“Ah yes…” He said as he looked at me, smiling. “It is because you are very fat.”
I half-grinned as my heart sank. And my eyes dropped to the dirt floor of the hut we sat in, avoiding the glances of my friends. My mind raced over the words he just uttered. Very fat. No words any American would ever dare to say to your face. And he was using them to describe me, without hesitation, in answer to my question of why he thought I was the oldest of my friends.
He stepped out to grab the rice and beans that women in his village had spent all day preparing for us. My friends and I sat in a momentary silence.
“I am so sorry he said that, Courtney.” My friend Joe said, wanting to comfort me but unsure of how.
I shrugged. “No, it’s fine. Really. I’m secure.”
And I wasn’t lying. I was okay. Somehow, by the grace of God, the fact that a Ugandan man thought I was older than my much thinner friends because I was “very fat” was okay.
But I couldn’t stop thinking about it.
He noticed. My weight was not something I could be immune to.
But he didn’t treat me differently. In fact, in his mind, he never said anything offensive at all. He wasn’t aware of the tension he left in the hut or the discomfort felt by my friends that someone they loved had just been called fat to their face. His words were not spoken with hate.
Why was this scenario so different in the bush of Africa? Why would this whole situation be different in America?
After eating, we left the village and walked on the dirt path to the road to head back towards town.

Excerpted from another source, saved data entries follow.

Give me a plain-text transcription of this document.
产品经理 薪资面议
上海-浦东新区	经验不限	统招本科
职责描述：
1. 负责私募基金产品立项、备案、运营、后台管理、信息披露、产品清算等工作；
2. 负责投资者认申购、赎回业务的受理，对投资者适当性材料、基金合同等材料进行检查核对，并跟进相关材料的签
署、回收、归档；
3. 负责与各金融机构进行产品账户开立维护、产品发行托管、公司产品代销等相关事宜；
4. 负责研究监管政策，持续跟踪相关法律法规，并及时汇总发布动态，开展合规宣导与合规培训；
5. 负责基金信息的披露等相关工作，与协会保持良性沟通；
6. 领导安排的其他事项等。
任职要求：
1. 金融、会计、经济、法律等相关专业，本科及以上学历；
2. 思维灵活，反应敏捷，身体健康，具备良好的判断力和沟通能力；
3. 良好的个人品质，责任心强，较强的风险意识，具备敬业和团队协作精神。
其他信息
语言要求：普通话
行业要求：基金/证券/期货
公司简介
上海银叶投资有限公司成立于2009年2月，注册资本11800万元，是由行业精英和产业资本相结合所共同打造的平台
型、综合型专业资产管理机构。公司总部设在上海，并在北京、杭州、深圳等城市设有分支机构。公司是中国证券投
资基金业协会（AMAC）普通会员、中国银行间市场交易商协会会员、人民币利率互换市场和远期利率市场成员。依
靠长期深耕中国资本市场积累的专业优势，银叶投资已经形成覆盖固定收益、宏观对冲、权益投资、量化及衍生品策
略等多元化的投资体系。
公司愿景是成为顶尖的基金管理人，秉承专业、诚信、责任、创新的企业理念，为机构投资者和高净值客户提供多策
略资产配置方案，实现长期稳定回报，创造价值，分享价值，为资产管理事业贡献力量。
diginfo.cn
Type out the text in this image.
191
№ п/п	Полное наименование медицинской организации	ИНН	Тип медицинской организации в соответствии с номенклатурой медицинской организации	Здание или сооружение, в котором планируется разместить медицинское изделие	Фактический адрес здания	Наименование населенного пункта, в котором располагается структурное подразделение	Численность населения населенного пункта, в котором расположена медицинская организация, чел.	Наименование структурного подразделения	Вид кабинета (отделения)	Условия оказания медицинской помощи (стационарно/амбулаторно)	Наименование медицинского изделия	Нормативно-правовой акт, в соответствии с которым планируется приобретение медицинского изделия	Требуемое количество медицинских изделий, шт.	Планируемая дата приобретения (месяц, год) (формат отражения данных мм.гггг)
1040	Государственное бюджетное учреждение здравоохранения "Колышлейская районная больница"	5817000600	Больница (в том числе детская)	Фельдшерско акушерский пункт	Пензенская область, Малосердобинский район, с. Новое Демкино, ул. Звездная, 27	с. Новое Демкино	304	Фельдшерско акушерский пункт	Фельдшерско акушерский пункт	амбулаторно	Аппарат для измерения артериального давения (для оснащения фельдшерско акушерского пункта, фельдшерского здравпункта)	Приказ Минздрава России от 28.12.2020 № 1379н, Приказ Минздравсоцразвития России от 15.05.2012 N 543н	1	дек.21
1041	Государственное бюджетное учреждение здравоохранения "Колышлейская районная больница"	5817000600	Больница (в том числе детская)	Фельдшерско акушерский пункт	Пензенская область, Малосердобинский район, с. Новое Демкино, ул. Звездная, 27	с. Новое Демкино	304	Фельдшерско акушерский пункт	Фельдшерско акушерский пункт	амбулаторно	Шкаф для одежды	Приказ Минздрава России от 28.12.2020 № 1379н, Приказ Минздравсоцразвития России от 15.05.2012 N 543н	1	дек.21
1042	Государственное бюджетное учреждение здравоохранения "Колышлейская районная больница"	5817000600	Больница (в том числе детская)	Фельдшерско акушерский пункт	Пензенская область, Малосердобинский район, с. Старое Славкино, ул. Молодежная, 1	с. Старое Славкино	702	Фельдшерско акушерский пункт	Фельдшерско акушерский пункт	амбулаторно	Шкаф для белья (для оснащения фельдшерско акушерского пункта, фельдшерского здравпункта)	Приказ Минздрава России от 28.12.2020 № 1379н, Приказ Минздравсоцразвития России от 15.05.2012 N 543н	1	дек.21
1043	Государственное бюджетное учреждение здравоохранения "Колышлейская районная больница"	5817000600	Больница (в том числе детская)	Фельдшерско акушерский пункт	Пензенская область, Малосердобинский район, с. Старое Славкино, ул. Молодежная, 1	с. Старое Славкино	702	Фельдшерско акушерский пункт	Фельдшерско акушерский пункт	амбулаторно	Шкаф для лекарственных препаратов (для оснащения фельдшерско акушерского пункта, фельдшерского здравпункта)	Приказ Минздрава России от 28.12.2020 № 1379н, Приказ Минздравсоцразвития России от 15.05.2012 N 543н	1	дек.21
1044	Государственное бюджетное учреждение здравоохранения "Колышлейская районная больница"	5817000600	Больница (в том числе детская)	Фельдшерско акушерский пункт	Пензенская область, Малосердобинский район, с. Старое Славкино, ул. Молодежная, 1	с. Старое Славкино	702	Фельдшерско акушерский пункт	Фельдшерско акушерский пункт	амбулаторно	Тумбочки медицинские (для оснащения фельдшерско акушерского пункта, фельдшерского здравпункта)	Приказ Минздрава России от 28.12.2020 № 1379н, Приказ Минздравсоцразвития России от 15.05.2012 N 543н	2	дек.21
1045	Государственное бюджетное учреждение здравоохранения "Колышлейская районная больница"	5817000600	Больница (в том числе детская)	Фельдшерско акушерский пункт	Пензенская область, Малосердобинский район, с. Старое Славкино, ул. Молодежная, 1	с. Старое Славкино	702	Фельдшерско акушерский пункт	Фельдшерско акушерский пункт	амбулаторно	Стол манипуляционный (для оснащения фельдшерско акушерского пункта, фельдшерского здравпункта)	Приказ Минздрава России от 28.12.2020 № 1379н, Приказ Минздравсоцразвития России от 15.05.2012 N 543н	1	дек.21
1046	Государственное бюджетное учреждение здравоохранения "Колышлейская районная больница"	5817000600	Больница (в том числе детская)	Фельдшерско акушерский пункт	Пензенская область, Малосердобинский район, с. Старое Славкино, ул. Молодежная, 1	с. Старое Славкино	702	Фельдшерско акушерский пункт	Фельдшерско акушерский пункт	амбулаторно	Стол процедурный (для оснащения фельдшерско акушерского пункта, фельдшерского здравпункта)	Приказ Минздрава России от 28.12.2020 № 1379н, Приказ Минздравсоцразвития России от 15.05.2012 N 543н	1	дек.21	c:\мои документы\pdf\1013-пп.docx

I walked beside a Ugandan girl I assumed to be around my age.
She was beautiful. Not rail-thin. Average weight most likely… with a thin layer of “cushioning”. She walked tall… confident in her steps.
And the word “fat” was brought up again.
So I asked her the question that was circling in my heart and in my head…
“So here… is it better to be fat or thin?”
She looked at me, perplexed. “I do not understand your question.”
I tried to rephrase. “You know… do people like fatter or thinner people better?”
She shrugged and smiled “It is not one or the other. It is not good or bad. It is from God.”
I couldn’t wrap my head around it.
How could being called “very fat” NOT be a bad thing?
My American mind, brainwashed by the “need” to be thin – the “worship” of having the body of a Victoria’s Secret model – the striving to be toned and lean and tiny, was rattled.
There’s a lie I can’t seem to escape. A lie that my head knows isn’t true, but my heart holds on to with everything. I believe I would be better if I were thin. I believe I will be worth more, valued more, wanted more, pursued more, loved more if I am what society insists I should be – a size 2.
I have never been a size 2.
So here, I fight this unattainable standard; this ultimatum that I will never be the best I can be UNLESS I lose weight. That I will never step into the fullness that God has for me UNLESS I lose weight. That God will not allow a man to pursue me UNLESS I lose weight.
But this lie… it doesn’t match up. It is the one thing that doesn’t fit inside my secure heart. The heart that knows I am loved and accepted and treasured by the King of Heaven. The heart that knows where my worth can be found. The heart that wants more of God more than anything else. The heart that knows that striving will get me no where in the Kingdom of God.
This lie is trying to make room in my heart – trying to crush its way into my theology – trying to make cracks in my cemented foundation of grace – trying to change how I view the character of God.
This semester I have strived. I have tried to stay on top of working out. I have eaten more vegetables than ever before. I have started taking multi-vitamins. I’ve traded my 2% milk for Almond Milk. I’ve attempted to drink as much water as possible. I’ve saved drinking soda for special occassions.
And I haven’t lost a pound. In fact, I sometimes feel like I’ve gotten bigger. And I am living a significantly healthier lifestyle than I was 2 or 3 years ago.
I have no conclusion for the end of this post. I am in process. I am in the middle of breakthrough. But there’s something significant that God is breaking off.
And I can’t help but think that it’s not my weight that He wants me to change.
It’s my heart.
It’s how I see a skinnier Christian woman and think she has more inheritance in the kingdom of God than me.
It’s how I look at the woman in other people’s engagement pictures and think “That’s not what mine will ever look like. My arms are too big.”
It’s how I see instagrams and blogs filled with Jesus-loving people who are fit and full of a paleo diets and wonder why that’s NOT something my heart is passionate about.
It’s how I think there’s something wrong with me that I have absolutely no desire to run a half-marathon.
Our journey’s are as unique as our figures.
And I think I, for one, should stop comparing. And just be.